Cuando una gran planta solar pierde producción en segundos o el viento cae de golpe, la red eléctrica tiene que reaccionar casi al instante para no perder estabilidad. Ese equilibrio entre lo que se genera y se consume es uno de los grandes cuellos de botella de los sistemas eléctricos que dependen de la energía renovable. Pero China acaba de poner a prueba una solución a escala real.
Lo ha hecho conectando a la red una batería gigante que no funciona como las demás: un sistema de 500 MW y 1 GWh de capacidad que combina baterías de litio con supercondensadores capaces de responder en milisegundos. Mientras unas almacenan energía durante horas, los otros actúan como un amortiguador inmediato. Así, el resultado es una red más estable, más limpia y menos dependiente del carbón.
Una batería que piensa rápido y aguanta horas
El proyecto se llama ‘Jiayuguan NingSheng’ y está situado en Jiayuguan, en pleno corredor energético del noroeste del país, una zona con enorme concentración de parques solares y eólicos. Lo impulsa China National Nuclear Corporation (CNNC), y funciona como una instalación de almacenamiento independiente, pensada para dar soporte directo a la red en un entorno donde la producción renovable cambia con rapidez a lo largo del día.

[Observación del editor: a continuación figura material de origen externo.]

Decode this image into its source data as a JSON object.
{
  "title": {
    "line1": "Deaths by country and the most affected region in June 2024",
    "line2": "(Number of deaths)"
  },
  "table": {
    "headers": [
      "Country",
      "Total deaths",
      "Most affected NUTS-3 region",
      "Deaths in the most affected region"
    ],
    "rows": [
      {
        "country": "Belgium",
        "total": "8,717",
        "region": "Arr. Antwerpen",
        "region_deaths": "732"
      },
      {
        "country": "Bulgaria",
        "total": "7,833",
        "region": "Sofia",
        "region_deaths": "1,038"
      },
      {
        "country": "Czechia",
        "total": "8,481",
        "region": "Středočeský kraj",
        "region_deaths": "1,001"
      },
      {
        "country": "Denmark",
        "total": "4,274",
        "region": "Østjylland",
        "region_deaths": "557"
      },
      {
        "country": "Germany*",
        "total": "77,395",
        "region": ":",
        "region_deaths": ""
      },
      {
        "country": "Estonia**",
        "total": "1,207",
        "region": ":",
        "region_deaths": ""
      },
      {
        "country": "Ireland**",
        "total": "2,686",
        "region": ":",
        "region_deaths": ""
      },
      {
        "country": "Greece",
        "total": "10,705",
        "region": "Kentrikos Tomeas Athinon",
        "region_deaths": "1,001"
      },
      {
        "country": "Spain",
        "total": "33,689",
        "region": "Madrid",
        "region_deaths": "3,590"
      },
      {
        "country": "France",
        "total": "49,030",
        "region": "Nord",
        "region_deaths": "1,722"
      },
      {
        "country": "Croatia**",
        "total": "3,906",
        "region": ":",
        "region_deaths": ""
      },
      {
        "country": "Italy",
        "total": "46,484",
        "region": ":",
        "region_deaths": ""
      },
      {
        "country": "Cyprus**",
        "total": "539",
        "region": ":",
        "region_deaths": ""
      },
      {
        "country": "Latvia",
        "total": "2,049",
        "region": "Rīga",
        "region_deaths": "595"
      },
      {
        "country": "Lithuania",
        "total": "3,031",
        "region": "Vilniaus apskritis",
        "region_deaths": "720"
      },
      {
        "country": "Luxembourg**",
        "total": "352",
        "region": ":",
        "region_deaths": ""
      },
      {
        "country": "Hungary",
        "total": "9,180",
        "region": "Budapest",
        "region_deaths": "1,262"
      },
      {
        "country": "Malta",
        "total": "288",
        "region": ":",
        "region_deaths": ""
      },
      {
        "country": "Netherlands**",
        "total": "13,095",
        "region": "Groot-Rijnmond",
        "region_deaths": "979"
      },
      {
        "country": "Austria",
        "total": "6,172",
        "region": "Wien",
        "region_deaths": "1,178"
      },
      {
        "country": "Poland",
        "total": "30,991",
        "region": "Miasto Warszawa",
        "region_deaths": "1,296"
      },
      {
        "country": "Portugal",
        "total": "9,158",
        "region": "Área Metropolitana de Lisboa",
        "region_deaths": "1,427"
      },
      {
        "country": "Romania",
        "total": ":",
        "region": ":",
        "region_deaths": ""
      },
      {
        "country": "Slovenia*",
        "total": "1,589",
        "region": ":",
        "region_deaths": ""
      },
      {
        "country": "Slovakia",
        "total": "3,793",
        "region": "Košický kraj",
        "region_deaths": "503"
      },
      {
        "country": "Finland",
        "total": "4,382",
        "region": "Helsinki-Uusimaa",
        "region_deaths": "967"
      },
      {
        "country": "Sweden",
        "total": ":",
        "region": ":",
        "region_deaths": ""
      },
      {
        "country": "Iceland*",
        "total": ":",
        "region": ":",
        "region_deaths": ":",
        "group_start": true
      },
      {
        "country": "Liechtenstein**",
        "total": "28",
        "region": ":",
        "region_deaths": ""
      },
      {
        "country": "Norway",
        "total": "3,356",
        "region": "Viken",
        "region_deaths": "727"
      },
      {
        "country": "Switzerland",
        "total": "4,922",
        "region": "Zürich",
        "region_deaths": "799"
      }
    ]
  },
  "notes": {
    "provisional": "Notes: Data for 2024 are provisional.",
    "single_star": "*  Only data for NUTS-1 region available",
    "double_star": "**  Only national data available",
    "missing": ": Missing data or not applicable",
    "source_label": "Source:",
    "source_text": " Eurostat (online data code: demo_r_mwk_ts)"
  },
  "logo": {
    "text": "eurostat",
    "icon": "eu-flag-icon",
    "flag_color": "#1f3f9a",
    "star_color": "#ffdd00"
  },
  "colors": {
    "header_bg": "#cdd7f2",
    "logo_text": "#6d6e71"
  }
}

Es la primera vez que una instalación híbrida con supercondensadores alcanza esta escala de potencia y capacidad y, para ello, la clave está en la combinación de tecnologías. Por un lado, baterías de litio LFP capaces de almacenar grandes cantidades de energía durante horas, ideales para desplazar producción solar o eólica a los momentos de mayor demanda. Por otro, supercondensadores de 25 MW que destacan más por su velocidad que por su capacidad, pues responden en milisegundos cuando la red sufre una caída de frecuencia o un pico repentino de consumo.
Según explica CNNC en la documentación del proyecto, esta arquitectura “permite cubrir a la vez necesidades de energía y de potencia inmediata”, algo crítico en redes con alta penetración renovable. En la práctica, significa evitar microcortes, estabilizar la frecuencia y reducir el uso de centrales térmicas como respaldo.
El sistema está conectado a la red mediante una línea de 330 kV y opera en condiciones extremas, desde –40 °C hasta 60 °C, con refrigeración líquida y protección frente al polvo del desierto de Gobi. Las baterías las suministra Sermatec y los supercondensadores Herong New Energy, con un diseño pensado específicamente para este entorno.
En la práctica, este sistema hace posible que la red soporte más energía solar y eólica sin sobresaltos, recurre menos al carbón para cubrir imprevistos y evitará unas 200.000 toneladas de CO₂ al año, según cifras oficiales. Y, además, no es solo una infraestructura de respaldo: también gana dinero prestando servicios que mantienen el equilibrio de la red cuando la demanda o la generación cambian de golpe.